There were 247 households, out of which 27.9% had children under the age of 18 living with them, 54.3% were married couples living together, 11.7% had a female householder with no husband present, and 30.8% were non-families. 28.3% of all households were made up of individuals, and 17.4% had someone living alone who was 65 years of age or older. The average household size was 2.35 and the average family size was 2.86.

In the town, the population was spread out, with 22.9% under the age of 18, 9.9% from 18 to 24, 23.1% from 25 to 44, 20.6% from 45 to 64, and 23.5% who were 65 years of age or older.
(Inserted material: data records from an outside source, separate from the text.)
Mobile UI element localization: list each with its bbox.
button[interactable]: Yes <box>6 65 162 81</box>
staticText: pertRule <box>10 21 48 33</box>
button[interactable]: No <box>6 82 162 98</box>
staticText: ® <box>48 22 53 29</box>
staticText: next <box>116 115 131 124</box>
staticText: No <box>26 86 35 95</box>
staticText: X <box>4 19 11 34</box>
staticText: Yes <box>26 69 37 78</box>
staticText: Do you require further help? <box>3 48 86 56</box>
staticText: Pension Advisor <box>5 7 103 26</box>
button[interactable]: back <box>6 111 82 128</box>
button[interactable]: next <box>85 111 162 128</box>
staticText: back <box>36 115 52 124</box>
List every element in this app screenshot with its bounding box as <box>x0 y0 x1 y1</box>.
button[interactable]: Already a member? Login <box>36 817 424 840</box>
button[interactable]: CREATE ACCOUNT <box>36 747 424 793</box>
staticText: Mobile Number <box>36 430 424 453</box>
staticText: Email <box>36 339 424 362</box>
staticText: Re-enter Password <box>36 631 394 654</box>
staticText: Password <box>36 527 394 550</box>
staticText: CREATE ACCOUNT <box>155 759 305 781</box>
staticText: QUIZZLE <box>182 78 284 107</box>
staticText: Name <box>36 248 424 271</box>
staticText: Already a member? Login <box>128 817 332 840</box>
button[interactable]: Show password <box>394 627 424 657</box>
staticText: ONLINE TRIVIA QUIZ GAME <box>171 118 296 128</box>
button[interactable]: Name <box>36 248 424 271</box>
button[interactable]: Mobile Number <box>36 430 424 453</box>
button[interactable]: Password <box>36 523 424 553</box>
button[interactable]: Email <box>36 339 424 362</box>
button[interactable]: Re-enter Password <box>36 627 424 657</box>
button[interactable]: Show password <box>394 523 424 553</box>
The median age was 39 years. For every 100 females, there were 87.7 males. For every 100 females age 18 and over, there were 84.0 males.

The median income for a household in the town was $31,389, and the median income for a family was $38,482. Males had a median income of $22,063 versus $21,944 for females. The per capita income for the town was $14,358. About 8.9% of families and 14.8% of the population were below the poverty line, including 18.8% of those under age 18 and 9.8% of those age 65 or over.

==Economy==
Agriculture has been the mainstay of Welch's economy since its founding. Henry Brooks Campbell began buying hay in 1889 for a Kansas City hay dealer, leading to the establishment of Campbell Hay and Grain Company, one of the largest hay and grain businesses in northeastern Indian Territory at that time. In 1928 The Maxson family started a cattle auction business in 1928 and 1967 opened the Maxson Sales Barn in 1967. The business was renamed the Welch Livestock Auction, after the Maxsons sold it in 1977. Charley Neill began a cattle-feeding business on his ranch west of town in the 1930s. He and a son formed the Neill Cattle Company in 1960.

Crop production, ranching, and related businesses remain the area's financial anchor.

Welch is one of three towns in the county that still has a bank. The People's Bank was founded in 1901, and a second bank, Oklahoma State Bank, opened in 1910. The two merged in 1923 to form the Welch State Bank.

==Education==
It is in Welch Public Schools.

==Notable people==
- Ma Barker, leader of the 1930s Barker gang, is buried in Welch along with two of her sons, Herman and Fred.
- Joe Bauman, baseball player, was born in Welch.